In 2009, the Vern was home to 400 student beds, a number that rose to 680 in 2010.

Pereira said outreach to Mount Vernon residents will be a priority of the incoming leader of the Center for Alcohol and other Drug Education – a role slated to be filled by next semester.

“For CADE, Mount Vernon has always been a target population because it’s so many freshmen,” she said. “I think it’s a population that because it has grown in a large residence atmosphere. I think it just deserves more attention.”

UPD officers and a corporal typically patrol the Mount Vernon Campus during evening and midnight shifts, Chief Kevin Hay said.

“We have the capability to increase this number when circumstances warrant, such as bringing in investigators from the Foggy Bottom campus,” he said.

The number of officers patrolling the Mount Vernon Campus did not increase in 2010 when West Hall opened, Hay said.

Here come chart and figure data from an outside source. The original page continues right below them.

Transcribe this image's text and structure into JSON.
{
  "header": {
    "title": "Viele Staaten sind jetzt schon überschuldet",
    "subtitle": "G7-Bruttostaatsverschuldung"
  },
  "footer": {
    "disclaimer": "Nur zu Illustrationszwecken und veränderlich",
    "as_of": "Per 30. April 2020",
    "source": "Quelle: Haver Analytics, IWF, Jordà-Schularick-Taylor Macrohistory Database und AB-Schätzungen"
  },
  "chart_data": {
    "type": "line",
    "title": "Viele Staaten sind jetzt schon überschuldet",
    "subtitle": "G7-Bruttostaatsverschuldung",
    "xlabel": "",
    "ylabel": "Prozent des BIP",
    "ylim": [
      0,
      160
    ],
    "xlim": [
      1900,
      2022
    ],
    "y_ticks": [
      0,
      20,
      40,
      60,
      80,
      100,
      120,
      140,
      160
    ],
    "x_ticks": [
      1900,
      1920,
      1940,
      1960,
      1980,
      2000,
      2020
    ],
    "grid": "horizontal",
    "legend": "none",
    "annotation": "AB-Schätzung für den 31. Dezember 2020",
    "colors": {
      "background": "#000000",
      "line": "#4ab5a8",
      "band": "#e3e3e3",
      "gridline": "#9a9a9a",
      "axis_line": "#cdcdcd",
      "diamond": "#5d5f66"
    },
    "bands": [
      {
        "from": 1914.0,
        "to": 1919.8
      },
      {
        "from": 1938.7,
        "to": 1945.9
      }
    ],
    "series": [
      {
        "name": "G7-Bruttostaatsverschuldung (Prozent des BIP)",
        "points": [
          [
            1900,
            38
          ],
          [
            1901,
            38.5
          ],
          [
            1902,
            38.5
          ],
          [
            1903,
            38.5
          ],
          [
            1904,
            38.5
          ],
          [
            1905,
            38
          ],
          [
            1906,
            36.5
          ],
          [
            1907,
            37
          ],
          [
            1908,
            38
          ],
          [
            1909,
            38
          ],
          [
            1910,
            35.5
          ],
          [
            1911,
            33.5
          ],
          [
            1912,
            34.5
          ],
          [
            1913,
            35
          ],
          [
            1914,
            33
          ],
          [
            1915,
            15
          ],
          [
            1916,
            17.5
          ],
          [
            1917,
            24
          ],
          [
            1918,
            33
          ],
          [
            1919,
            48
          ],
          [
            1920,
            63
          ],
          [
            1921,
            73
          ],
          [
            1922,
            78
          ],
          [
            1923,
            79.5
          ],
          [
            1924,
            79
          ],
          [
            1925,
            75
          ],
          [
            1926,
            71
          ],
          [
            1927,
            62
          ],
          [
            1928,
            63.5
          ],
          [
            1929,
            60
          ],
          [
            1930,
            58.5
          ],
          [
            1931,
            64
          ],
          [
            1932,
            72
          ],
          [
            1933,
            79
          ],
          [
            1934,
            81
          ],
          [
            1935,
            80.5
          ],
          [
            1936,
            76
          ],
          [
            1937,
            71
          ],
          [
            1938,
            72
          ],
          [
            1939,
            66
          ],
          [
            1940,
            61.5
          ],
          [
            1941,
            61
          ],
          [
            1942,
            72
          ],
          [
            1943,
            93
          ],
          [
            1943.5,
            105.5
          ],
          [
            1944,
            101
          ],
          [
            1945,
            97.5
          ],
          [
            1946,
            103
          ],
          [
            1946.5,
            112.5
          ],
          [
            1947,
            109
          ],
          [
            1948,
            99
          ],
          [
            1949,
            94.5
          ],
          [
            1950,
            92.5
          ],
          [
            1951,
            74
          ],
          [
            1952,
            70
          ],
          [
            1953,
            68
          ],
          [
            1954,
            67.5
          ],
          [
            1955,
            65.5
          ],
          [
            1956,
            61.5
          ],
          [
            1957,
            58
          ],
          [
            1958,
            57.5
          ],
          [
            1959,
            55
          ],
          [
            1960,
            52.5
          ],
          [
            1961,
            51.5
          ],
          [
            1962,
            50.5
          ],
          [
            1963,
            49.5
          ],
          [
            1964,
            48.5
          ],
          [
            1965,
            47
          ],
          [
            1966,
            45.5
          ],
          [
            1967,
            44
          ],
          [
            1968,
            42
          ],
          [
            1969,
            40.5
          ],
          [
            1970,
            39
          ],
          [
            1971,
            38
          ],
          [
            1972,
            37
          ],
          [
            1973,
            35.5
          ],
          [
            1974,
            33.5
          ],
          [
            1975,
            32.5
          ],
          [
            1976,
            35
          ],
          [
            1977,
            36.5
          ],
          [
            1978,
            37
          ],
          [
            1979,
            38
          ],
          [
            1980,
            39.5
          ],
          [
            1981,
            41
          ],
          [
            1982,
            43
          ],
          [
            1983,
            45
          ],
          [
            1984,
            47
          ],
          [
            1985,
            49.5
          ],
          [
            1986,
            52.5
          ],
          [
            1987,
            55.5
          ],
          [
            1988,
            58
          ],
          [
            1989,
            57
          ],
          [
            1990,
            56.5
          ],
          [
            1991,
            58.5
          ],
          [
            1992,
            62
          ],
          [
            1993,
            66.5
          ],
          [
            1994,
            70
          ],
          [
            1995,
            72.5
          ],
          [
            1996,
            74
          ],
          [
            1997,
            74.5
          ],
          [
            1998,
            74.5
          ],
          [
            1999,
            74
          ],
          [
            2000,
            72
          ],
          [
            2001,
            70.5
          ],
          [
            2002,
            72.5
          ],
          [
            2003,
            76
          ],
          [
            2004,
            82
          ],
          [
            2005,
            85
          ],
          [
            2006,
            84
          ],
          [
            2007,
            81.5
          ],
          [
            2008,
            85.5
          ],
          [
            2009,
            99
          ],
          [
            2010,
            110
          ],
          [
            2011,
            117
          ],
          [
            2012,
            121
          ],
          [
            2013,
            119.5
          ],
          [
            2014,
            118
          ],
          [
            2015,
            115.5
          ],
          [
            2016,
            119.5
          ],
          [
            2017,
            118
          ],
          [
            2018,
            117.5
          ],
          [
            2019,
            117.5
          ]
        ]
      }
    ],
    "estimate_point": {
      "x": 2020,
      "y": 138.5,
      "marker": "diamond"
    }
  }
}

She said that, though drug violations appear to be leveling off, the substances students abuse are less conspicuous.

“I would love to be able to say I think there are less drugs,” she said. “You can’t smell someone’s cocaine or their Adderall. And you don’t need any paraphernalia except a cup of water to take a pill.”

Adderall is prescribed to treat attention-deficit hyperactivity disorder, but is commonly abused as a study drug to improve concentration.

It has become “very much of a commonplace occurrence” to find a few Adderall pills when searching a room during other violations, Pereira said.

Larceny, vandalism and drug violations on the Vern saw little change last year.

On Foggy Bottom, drug law violations referred for disciplinary action were also stable, with 167 in 2009 and 162 in 2010. Liquor violations on the main campus remained relatively steady, increasing slightly from 253 to 264 in the same period.

Instances of larceny jumped from 288 to 364 on Foggy Bottom Campus, while burglary fell from 103 to 71 – a change Hay said was the result of increased theft and changes to how violations are coded.

“This part of the city has seen a reduction in violent crime, but an increase in property crime over the past few years,” Hay said.